As we reflect on this particularly eventful year, we are proud to share the progress we’ve made on your behalf. We have successfully transitioned SPARC to an independent nonprofit organization —a strategic shift designed to ensure more cost-effective operations while centering our values and community interests. We remain committed to regularly examining and revising our operations, finances, and strategies to best serve our members.

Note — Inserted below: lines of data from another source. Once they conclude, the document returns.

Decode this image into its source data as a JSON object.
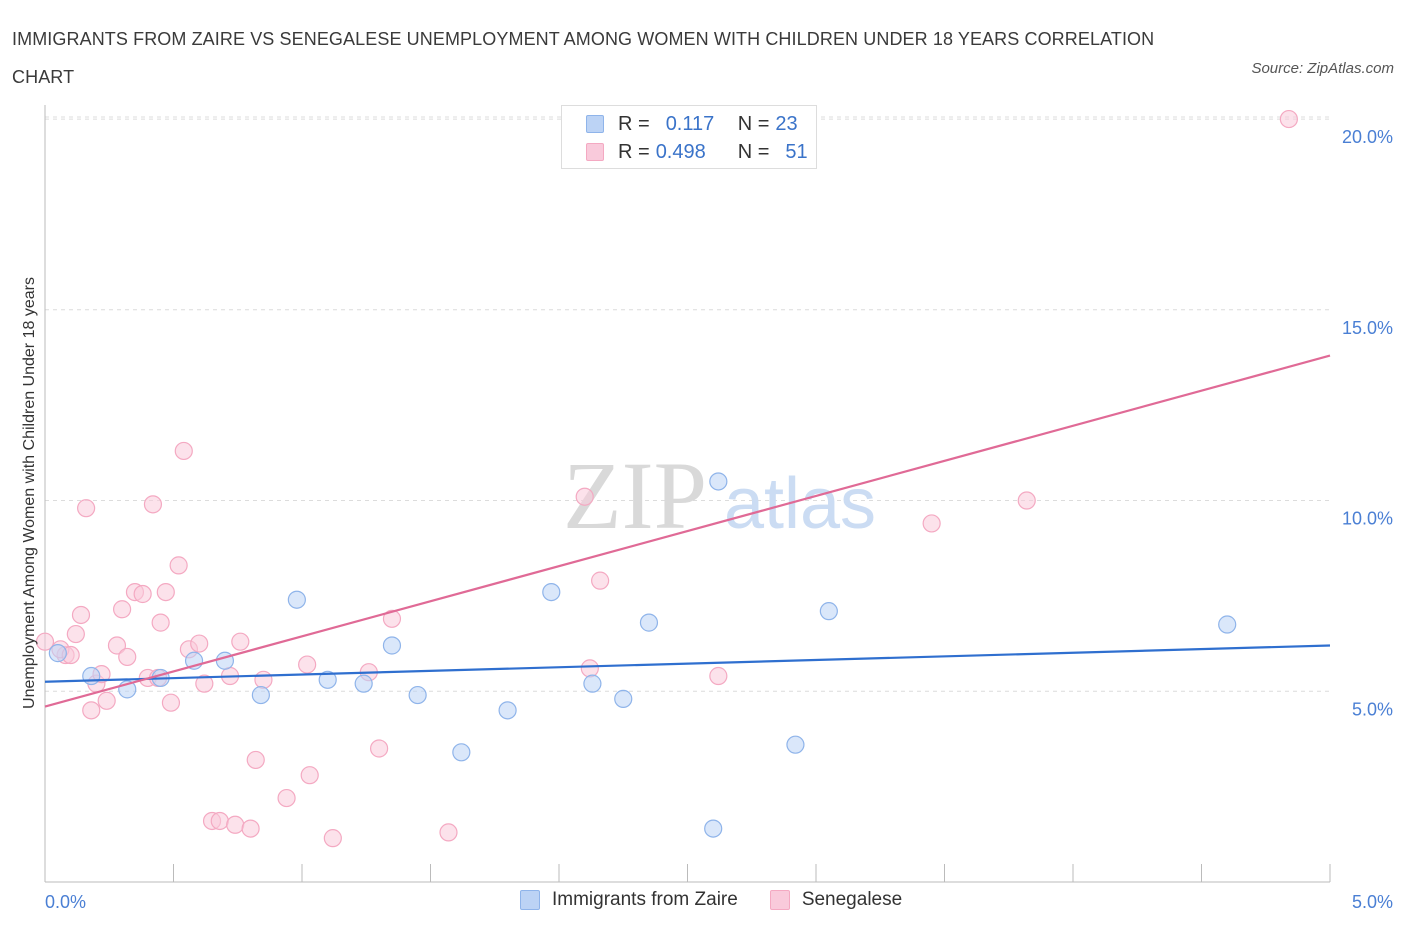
{
  "title": "IMMIGRANTS FROM ZAIRE VS SENEGALESE UNEMPLOYMENT AMONG WOMEN WITH CHILDREN UNDER 18 YEARS CORRELATION CHART",
  "source": "Source: ZipAtlas.com",
  "watermark": {
    "zip": "ZIP",
    "atlas": "atlas"
  },
  "legend": {
    "rows": [
      {
        "r_label": "R =",
        "r_value": "0.117",
        "n_label": "N =",
        "n_value": "23"
      },
      {
        "r_label": "R =",
        "r_value": "0.498",
        "n_label": "N =",
        "n_value": "51"
      }
    ]
  },
  "chart_data": {
    "type": "scatter",
    "title": "IMMIGRANTS FROM ZAIRE VS SENEGALESE UNEMPLOYMENT AMONG WOMEN WITH CHILDREN UNDER 18 YEARS CORRELATION CHART",
    "xlabel": "",
    "ylabel": "Unemployment Among Women with Children Under 18 years",
    "xlim": [
      0,
      5
    ],
    "ylim": [
      0,
      20.5
    ],
    "x_tick_labels": [
      "0.0%",
      "5.0%"
    ],
    "y_ticks": [
      5,
      10,
      15,
      20
    ],
    "y_tick_labels": [
      "5.0%",
      "10.0%",
      "15.0%",
      "20.0%"
    ],
    "grid": true,
    "legend_position": "top-center",
    "series": [
      {
        "name": "Immigrants from Zaire",
        "color": "#8fb4ea",
        "line_color": "#2f6fcf",
        "trend": [
          [
            0,
            5.25
          ],
          [
            5,
            6.2
          ]
        ],
        "points": [
          [
            0.05,
            6.0
          ],
          [
            0.18,
            5.4
          ],
          [
            0.32,
            5.05
          ],
          [
            0.45,
            5.35
          ],
          [
            0.58,
            5.8
          ],
          [
            0.7,
            5.8
          ],
          [
            0.84,
            4.9
          ],
          [
            0.98,
            7.4
          ],
          [
            1.1,
            5.3
          ],
          [
            1.24,
            5.2
          ],
          [
            1.35,
            6.2
          ],
          [
            1.45,
            4.9
          ],
          [
            1.62,
            3.4
          ],
          [
            1.8,
            4.5
          ],
          [
            1.97,
            7.6
          ],
          [
            2.13,
            5.2
          ],
          [
            2.25,
            4.8
          ],
          [
            2.35,
            6.8
          ],
          [
            2.6,
            1.4
          ],
          [
            2.62,
            10.5
          ],
          [
            2.92,
            3.6
          ],
          [
            3.05,
            7.1
          ],
          [
            4.6,
            6.75
          ]
        ]
      },
      {
        "name": "Senegalese",
        "color": "#f4a9c2",
        "line_color": "#e06a96",
        "trend": [
          [
            0,
            4.6
          ],
          [
            5,
            13.8
          ]
        ],
        "points": [
          [
            0.0,
            6.3
          ],
          [
            0.08,
            5.95
          ],
          [
            0.12,
            6.5
          ],
          [
            0.14,
            7.0
          ],
          [
            0.16,
            9.8
          ],
          [
            0.18,
            4.5
          ],
          [
            0.2,
            5.2
          ],
          [
            0.24,
            4.75
          ],
          [
            0.28,
            6.2
          ],
          [
            0.3,
            7.15
          ],
          [
            0.32,
            5.9
          ],
          [
            0.35,
            7.6
          ],
          [
            0.38,
            7.55
          ],
          [
            0.4,
            5.35
          ],
          [
            0.42,
            9.9
          ],
          [
            0.45,
            6.8
          ],
          [
            0.47,
            7.6
          ],
          [
            0.49,
            4.7
          ],
          [
            0.52,
            8.3
          ],
          [
            0.54,
            11.3
          ],
          [
            0.56,
            6.1
          ],
          [
            0.6,
            6.25
          ],
          [
            0.62,
            5.2
          ],
          [
            0.65,
            1.6
          ],
          [
            0.68,
            1.6
          ],
          [
            0.72,
            5.4
          ],
          [
            0.74,
            1.5
          ],
          [
            0.76,
            6.3
          ],
          [
            0.8,
            1.4
          ],
          [
            0.82,
            3.2
          ],
          [
            0.85,
            5.3
          ],
          [
            0.94,
            2.2
          ],
          [
            1.02,
            5.7
          ],
          [
            1.03,
            2.8
          ],
          [
            1.12,
            1.15
          ],
          [
            1.26,
            5.5
          ],
          [
            1.3,
            3.5
          ],
          [
            1.35,
            6.9
          ],
          [
            1.57,
            1.3
          ],
          [
            2.1,
            10.1
          ],
          [
            2.12,
            5.6
          ],
          [
            2.16,
            7.9
          ],
          [
            2.6,
            19.7
          ],
          [
            2.62,
            5.4
          ],
          [
            3.45,
            9.4
          ],
          [
            3.82,
            10.0
          ],
          [
            4.84,
            20.0
          ],
          [
            0.06,
            6.1
          ],
          [
            0.1,
            5.95
          ],
          [
            0.22,
            5.45
          ],
          [
            0.44,
            5.35
          ]
        ]
      }
    ]
  }
}
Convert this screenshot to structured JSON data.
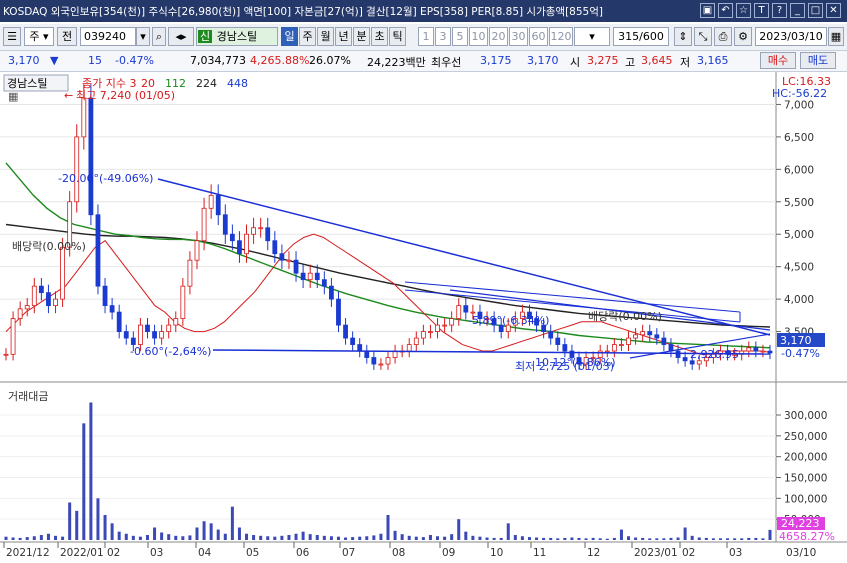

In close collaboration with SPARC member libraries, we’ve also made significant progress this year in areas where we are uniquely positioned to have an impact, including:
Driving Policy Change
- Regularly engaging with policymakers to promote policy agenda supporting open research and education in a rapidly changing environment.
- Proactively tracking developments relating to SPARC policy priorities and quickly communicating potential impacts to members, including hosting a dozen policy briefings.
- Leading advocacy efforts on the effective implementation of the landmark OSTP Memorandum ensuring open access to $90 billion in federally funded research outputs.
- Equipping our members with resources to support their campuses, including publication and data sharing policy resource and tracker on the implementation of the OSTP Memo.
- Partnering with Authors Alliance on white papers, including Open Access and U.S. Federal Information Policy and The Legal Basis for U.S. Federal Public Access Mandates.
- Supporting the inclusion of open access and open research practices into priorities of global intergovernmental fora, including the G7, G20, and the Global Research Council.
- Advocating for continued federal funding for the U.S. Open Textbook Pilot, building on $54 million in cumulative appropriations for campuses secured to date.
- Actively monitoring and engaging on OER-related bills in U.S. state legislatures, sharing information in SPARC’s State Policy Tracker.
- Expanding expertise and resources on federal agency open research policies, emerging AI regulations and policies, persistent digital identifiers (PIDs) and metadata practices.
Improving Libraries’ Negotiating Position with Publishers
- Increasing the cadence of vendor-specific discussions to enable libraries to negotiate more effectively with publishers in reducing library costs and improving contract terms.
- Creating regular opportunities for members to connect with a community of peers navigating similar publisher negotiations issues.
- Providing support to libraries that have left or are considering exiting large journal deals.
- Providing extensive negotiations resources, including unbundling profiles, contracts library, big deal cancellation tracker, guidance on data analysis for negotiation, and more.
- Running data processing addendum pilot to support libraries in strengthening privacy and data protection terms.
Advancing Equitable Models for Research Communication
- Promoting adoption of non-APC business models among libraries and publishers.
- Developing the S20 model and facilitating its adoption by publishers and libraries. More than 125 publishers now offer S20 options covering over 400 journals.
- Developing a new North American Diamond Open Access Knowledge Exchange Community to promote adoption of community-led publishing opportunities.
- Supporting the U.S Repository Network (USRN) and conducting a year-long Discovery Pilot Project resulting in more than 730,000 new items becoming openly available.
- Supporting “Gold Open Access 2020-2024: Articles in Journals,” the tenth in a series of SPARC-funded studies of business models supporting open access journals.
Realigning Research Incentives
- Convening the U.S. National Academies of Science “Roundtable on Realigning Research Incentives” to support changes in research evaluation and associated practices.
- Convening philanthropies through the Open Research Funders Group (ORFG) to support open and equitable sharing of research in their grantmaking processes.
- Supporting the HELIOS Open community of presidents, provosts, and vice presidents in exploring ways to explicitly reward open scholarship.
- Co-hosting HELIOS Open Leadership Meeting bringing together leaders from 50 institutions to share progress on modernizing campus policies to reward open scholarship.
- Providing case studies, videos and other resources on changes institutions have made or are planning to make to their research evaluation processes to support open scholarship.
Providing Timely Professional Development
- Cultivating communities of practice across key areas of focus for our members, including negotiations, privacy & surveillance, and repositories.
- Hosting an Open Access 101 series exploring key topics including visibility and impact, problematizing “predatory” publishing, and authors rights.
- Organizing the Open Education 101 Series exploring foundational concepts, practical applications, and emerging issues in open education.
- Launching the USRN Community Conversation Series to provide regular opportunities for community members to raise and discuss topics of shared interest.
- Providing member-only programming, including current topical issues, member-only meetings, and rapid response national policy briefings.
- Expanding resources to help campuses navigate the growth of automatic textbook billing and the challenges it presents for OER advocacy, including updates to SPARC’s Inclusive Access contract library and InclusiveAccess.org.
- Organizing 2025 Open Education Conference under the event’s community-elected board.
- Leading community development of the Open Education Association, a new national initiative to advance open education across the United States through strategic coordination and collaborative action.
- Creating opportunities for libraries to promote openness by organizing International Open Access Week around the theme “Who Owns Our Knowledge.”
- Organizing community groups to explore emerging issue areas, such as antitrust, privacy, and AI.